Yüzde şişme : Aşırı sıvı ve proteinler kan damarlarından dışarı sızar ve sonunda sızıntıyı yeterince hızlı tahliye edemeyen lenfatik sistemi boğar. Bu, yüz derisinde sıvı birikmesine neden olur.
Bu yaşam tarzı ve doğal önlemler semptomları kontrol etmeye yardımcı olacaktır ve herhangi bir tıbbi tedaviyle birlikte kullanılabilir.
Buradaki anahtar, semptomları tetikleyebilecek veya onları şiddetlendirebilecek herhangi bir şeye maruz kalmayı en aza indirmektir:
Uzmanlar, stresin gül hastalığının önemli bir tetikleyicisi olduğunu söylüyor. Stres seviyelerini azaltmak için alacağınız herhangi bir önlem, alevlenmelerin ve mevcut semptomların daha da kötüleşmesini önlemeye yardımcı olacaktır.
Gül hastalığı için klinik test yoktur. Bir doktor hastanın cildini inceledikten ve semptomları ve tetikleyicileri sorduktan sonra tanıya ulaşır. Genişlemiş kan damarlarının varlığı, doktorun onu diğer cilt bozukluklarından ayırt etmesine yardımcı olacaktır.
Kafa derisi veya kulaklarda döküntü varlığı genellikle farklı veya mevcut bir tanıyı gösterir.
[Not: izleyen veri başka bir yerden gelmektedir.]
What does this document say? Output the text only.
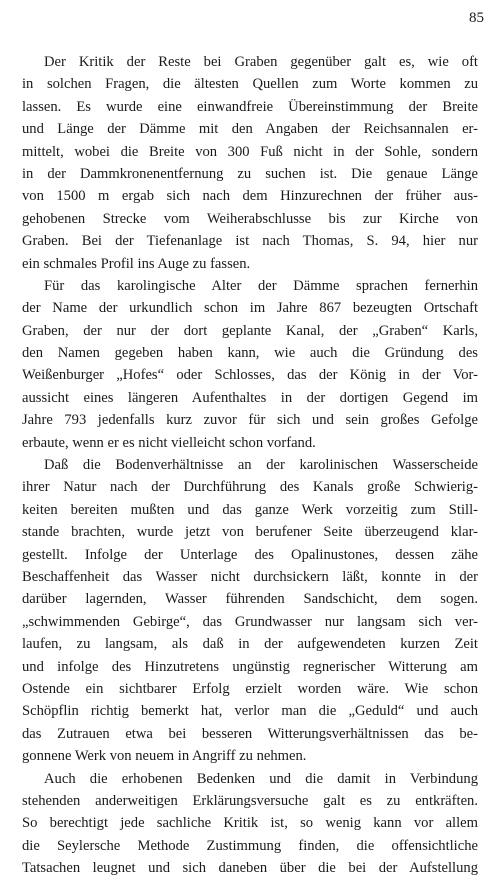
85
Der Kritik der Reste bei Graben gegenüber galt es, wie oft
in solchen Fragen, die ältesten Quellen zum Worte kommen zu
lassen. Es wurde eine einwandfreie Übereinstimmung der Breite
und Länge der Dämme mit den Angaben der Reichsannalen er-
mittelt, wobei die Breite von 300 Fuß nicht in der Sohle, sondern
in der Dammkronenentfernung zu suchen ist. Die genaue Länge
von 1500 m ergab sich nach dem Hinzurechnen der früher aus-
gehobenen Strecke vom Weiherabschlusse bis zur Kirche von
Graben. Bei der Tiefenanlage ist nach Thomas, S. 94, hier nur
ein schmales Profil ins Auge zu fassen.
Für das karolingische Alter der Dämme sprachen fernerhin
der Name der urkundlich schon im Jahre 867 bezeugten Ortschaft
Graben, der nur der dort geplante Kanal, der „Graben“ Karls,
den Namen gegeben haben kann, wie auch die Gründung des
Weißenburger „Hofes“ oder Schlosses, das der König in der Vor-
aussicht eines längeren Aufenthaltes in der dortigen Gegend im
Jahre 793 jedenfalls kurz zuvor für sich und sein großes Gefolge
erbaute, wenn er es nicht vielleicht schon vorfand.
Daß die Bodenverhältnisse an der karolinischen Wasserscheide
ihrer Natur nach der Durchführung des Kanals große Schwierig-
keiten bereiten mußten und das ganze Werk vorzeitig zum Still-
stande brachten, wurde jetzt von berufener Seite überzeugend klar-
gestellt. Infolge der Unterlage des Opalinustones, dessen zähe
Beschaffenheit das Wasser nicht durchsickern läßt, konnte in der
darüber lagernden, Wasser führenden Sandschicht, dem sogen.
„schwimmenden Gebirge“, das Grundwasser nur langsam sich ver-
laufen, zu langsam, als daß in der aufgewendeten kurzen Zeit
und infolge des Hinzutretens ungünstig regnerischer Witterung am
Ostende ein sichtbarer Erfolg erzielt worden wäre. Wie schon
Schöpflin richtig bemerkt hat, verlor man die „Geduld“ und auch
das Zutrauen etwa bei besseren Witterungsverhältnissen das be-
gonnene Werk von neuem in Angriff zu nehmen.
Auch die erhobenen Bedenken und die damit in Verbindung
stehenden anderweitigen Erklärungsversuche galt es zu entkräften.
So berechtigt jede sachliche Kritik ist, so wenig kann vor allem
die Seylersche Methode Zustimmung finden, die offensichtliche
Tatsachen leugnet und sich daneben über die bei der Aufstellung
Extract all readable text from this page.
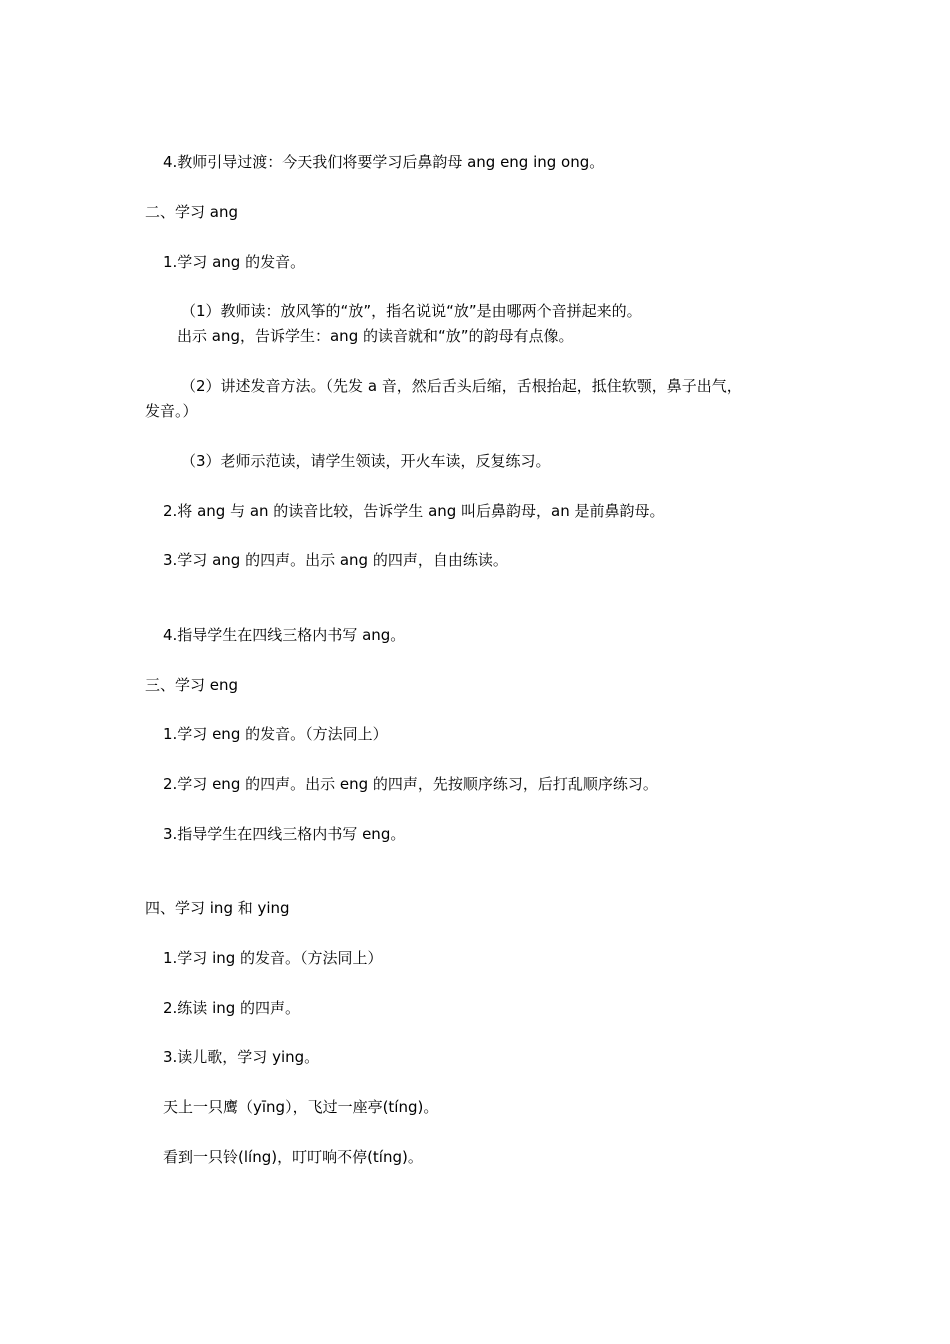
4.教师引导过渡：今天我们将要学习后鼻韵母 ang eng ing ong。
二、学习 ang
1.学习 ang 的发音。
（1）教师读：放风筝的“放”，指名说说“放”是由哪两个音拼起来的。
出示 ang，告诉学生：ang 的读音就和“放”的韵母有点像。
（2）讲述发音方法。（先发 a 音，然后舌头后缩，舌根抬起，抵住软颚，鼻子出气，
发音。）
（3）老师示范读，请学生领读，开火车读，反复练习。
2.将 ang 与 an 的读音比较，告诉学生 ang 叫后鼻韵母，an 是前鼻韵母。
3.学习 ang 的四声。出示 ang 的四声，自由练读。
4.指导学生在四线三格内书写 ang。
三、学习 eng
1.学习 eng 的发音。（方法同上）
2.学习 eng 的四声。出示 eng 的四声，先按顺序练习，后打乱顺序练习。
3.指导学生在四线三格内书写 eng。
四、学习 ing 和 ying
1.学习 ing 的发音。（方法同上）
2.练读 ing 的四声。
3.读儿歌，学习 ying。
天上一只鹰（yīng），飞过一座亭(tíng)。
看到一只铃(líng)，叮叮响不停(tíng)。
Gül hastalığı belirtileri ve semptomları esas olarak yüz bölgesindedir.
Erken tanı ve müteakip acil tedavi, gül hastalığının ilerleme riskini önemli ölçüde azaltır. Doktor lupus gibi altta yatan bir tıbbi durum veya hastalık olabileceğinden şüphelenirse , kan testleri istenebilir. Doktor hastayı bir dermatologa yönlendirebilir.